The term has since been declared “subversive” by Hong Kong authorities, and those who use it could be prosecuted. CNN has spoken to several frontline protesters who recently fled to Taipei to escape criminal charges in Hong Kong.
One 19-year-old man, who asked not to be identified, said he boarded a commercial flight to Taiwan in January, before the coronavirus pandemic triggered a lockdown.
“It’s hard for me,” said the teenage exile, adding he felt homesick and wanted to return. “I still want to (take part in) the political movement … (but) there’s no room for that in Hong Kong right now.”
Other exiles in Taiwan said they had heard of fellow activists trying to escape by sea.
“Right now everyone somehow is trapped in Hong Kong,” said an older activist, who flew to Taiwan in July 2019 after participating in the storming and vandalizing of Hong Kong’s Legislative Council.
“I can’t think of how we should keep fighting, or what young protesters should be doing now,” he added. “If we have a chance, we should escape.”
Advice from older generation
On a particularly humid September morning in Hong Kong, Ha Sze Yuen strolled along Aberdeen harbor, not breaking a sweat.
He pointed out a rubber dinghy on the back of a multi-million-dollar yacht, saying it was about the same size as the home-made boat he used to make the 1975 crossing from mainland China to Hong Kong.
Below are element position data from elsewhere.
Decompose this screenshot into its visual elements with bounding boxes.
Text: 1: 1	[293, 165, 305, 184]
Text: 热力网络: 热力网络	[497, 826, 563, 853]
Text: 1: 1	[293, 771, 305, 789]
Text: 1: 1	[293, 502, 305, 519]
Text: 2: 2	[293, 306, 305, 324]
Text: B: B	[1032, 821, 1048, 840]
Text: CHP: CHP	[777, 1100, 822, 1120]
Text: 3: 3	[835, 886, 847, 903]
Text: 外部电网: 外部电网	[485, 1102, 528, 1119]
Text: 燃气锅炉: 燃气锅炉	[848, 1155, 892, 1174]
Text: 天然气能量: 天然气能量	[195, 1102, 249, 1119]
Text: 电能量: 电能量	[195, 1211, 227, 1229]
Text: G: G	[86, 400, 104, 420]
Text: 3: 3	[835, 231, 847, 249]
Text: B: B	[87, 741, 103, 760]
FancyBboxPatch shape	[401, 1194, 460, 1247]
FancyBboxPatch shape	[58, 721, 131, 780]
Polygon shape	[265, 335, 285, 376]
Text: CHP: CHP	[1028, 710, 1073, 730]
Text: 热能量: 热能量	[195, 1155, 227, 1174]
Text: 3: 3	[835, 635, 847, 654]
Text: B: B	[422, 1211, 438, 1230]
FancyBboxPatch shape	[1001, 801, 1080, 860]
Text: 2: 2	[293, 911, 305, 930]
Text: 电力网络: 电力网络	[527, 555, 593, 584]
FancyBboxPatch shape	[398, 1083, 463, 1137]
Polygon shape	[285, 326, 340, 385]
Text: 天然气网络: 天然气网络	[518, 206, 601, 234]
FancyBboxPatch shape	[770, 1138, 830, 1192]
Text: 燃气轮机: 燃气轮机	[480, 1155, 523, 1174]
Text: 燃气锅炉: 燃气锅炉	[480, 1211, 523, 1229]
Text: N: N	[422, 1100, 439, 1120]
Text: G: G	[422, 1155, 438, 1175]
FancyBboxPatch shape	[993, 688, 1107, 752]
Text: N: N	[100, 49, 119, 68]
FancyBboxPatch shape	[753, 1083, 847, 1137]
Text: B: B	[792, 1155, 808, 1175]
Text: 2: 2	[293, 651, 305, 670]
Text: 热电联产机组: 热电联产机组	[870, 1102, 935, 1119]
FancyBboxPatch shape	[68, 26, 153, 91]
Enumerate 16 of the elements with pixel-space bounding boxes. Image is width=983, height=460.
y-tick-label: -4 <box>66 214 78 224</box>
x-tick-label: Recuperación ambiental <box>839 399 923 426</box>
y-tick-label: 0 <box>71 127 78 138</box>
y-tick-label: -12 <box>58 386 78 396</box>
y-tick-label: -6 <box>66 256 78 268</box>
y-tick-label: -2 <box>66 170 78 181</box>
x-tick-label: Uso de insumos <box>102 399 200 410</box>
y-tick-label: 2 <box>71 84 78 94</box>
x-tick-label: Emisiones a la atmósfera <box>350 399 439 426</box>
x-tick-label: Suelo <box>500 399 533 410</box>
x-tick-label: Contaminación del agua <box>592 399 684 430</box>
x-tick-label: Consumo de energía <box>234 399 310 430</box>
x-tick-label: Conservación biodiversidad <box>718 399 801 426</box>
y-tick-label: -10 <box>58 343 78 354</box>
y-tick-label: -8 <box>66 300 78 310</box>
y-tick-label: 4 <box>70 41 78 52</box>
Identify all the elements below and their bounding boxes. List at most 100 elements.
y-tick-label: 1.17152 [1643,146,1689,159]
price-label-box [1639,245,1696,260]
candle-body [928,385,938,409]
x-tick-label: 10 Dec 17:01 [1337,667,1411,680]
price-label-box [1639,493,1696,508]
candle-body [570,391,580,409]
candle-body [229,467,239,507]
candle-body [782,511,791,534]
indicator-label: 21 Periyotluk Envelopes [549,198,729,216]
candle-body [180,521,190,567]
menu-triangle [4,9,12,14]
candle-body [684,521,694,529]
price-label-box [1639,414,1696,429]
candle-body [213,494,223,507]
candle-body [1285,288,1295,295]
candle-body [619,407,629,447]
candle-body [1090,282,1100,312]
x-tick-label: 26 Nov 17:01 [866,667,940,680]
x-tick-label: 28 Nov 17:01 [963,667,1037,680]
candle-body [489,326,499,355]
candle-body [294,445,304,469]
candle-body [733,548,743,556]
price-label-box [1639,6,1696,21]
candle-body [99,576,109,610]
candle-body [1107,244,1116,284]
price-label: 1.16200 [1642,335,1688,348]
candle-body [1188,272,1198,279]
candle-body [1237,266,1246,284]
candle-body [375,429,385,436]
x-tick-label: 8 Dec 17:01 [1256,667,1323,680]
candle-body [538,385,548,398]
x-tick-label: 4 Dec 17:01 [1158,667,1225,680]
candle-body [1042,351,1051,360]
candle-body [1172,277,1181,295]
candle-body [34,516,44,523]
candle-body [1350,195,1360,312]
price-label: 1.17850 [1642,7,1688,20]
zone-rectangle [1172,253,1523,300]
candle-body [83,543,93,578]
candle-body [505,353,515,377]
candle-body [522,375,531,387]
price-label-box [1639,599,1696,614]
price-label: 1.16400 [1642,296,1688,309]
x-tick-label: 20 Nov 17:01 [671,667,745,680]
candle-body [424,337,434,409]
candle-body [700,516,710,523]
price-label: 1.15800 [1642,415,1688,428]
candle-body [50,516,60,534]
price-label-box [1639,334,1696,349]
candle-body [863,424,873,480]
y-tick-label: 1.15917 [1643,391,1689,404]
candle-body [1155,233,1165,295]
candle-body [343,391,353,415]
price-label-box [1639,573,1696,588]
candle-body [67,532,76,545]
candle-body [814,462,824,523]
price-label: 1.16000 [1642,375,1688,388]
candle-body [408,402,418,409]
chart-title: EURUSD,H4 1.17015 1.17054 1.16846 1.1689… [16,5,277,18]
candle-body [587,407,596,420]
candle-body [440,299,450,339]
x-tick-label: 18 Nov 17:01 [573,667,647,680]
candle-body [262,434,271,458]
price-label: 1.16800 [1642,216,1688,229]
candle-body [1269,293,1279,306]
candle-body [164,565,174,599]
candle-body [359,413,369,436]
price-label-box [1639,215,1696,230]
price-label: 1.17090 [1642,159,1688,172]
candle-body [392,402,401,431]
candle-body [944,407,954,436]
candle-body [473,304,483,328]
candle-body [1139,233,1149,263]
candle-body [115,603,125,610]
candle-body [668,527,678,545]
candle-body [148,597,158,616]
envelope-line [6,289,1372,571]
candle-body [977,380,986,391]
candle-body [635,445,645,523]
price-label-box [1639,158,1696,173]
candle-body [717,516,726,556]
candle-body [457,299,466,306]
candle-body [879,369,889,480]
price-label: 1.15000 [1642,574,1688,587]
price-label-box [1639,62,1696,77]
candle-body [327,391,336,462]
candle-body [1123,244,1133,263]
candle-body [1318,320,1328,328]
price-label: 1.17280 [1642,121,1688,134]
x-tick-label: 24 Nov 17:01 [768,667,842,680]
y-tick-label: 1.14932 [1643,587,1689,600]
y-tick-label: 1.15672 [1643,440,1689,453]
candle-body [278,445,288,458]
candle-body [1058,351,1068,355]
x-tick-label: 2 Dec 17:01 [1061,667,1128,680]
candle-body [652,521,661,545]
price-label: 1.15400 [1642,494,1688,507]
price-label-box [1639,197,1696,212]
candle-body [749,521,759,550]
Forty-five years later, Ha says he is dismayed at the Chinese government’s encroachment on Hong Kong’s autonomy. “When I first came to Hong Kong I felt so free,” he said.
“I still believed in the Sino-British Joint declaration, which promised Hong Kong would remain unchanged for 50 years,” Ha added, referring to the agreement China made before the British handover of Hong Kong in 1997.
Ha said he supports those young Hong Kongers now risking their lives to flee into exile. And he feels regret that he did not move on from the city to another location out of the reach of communist China when he had the chance. “I didn’t expect life would change so fast here,” he says.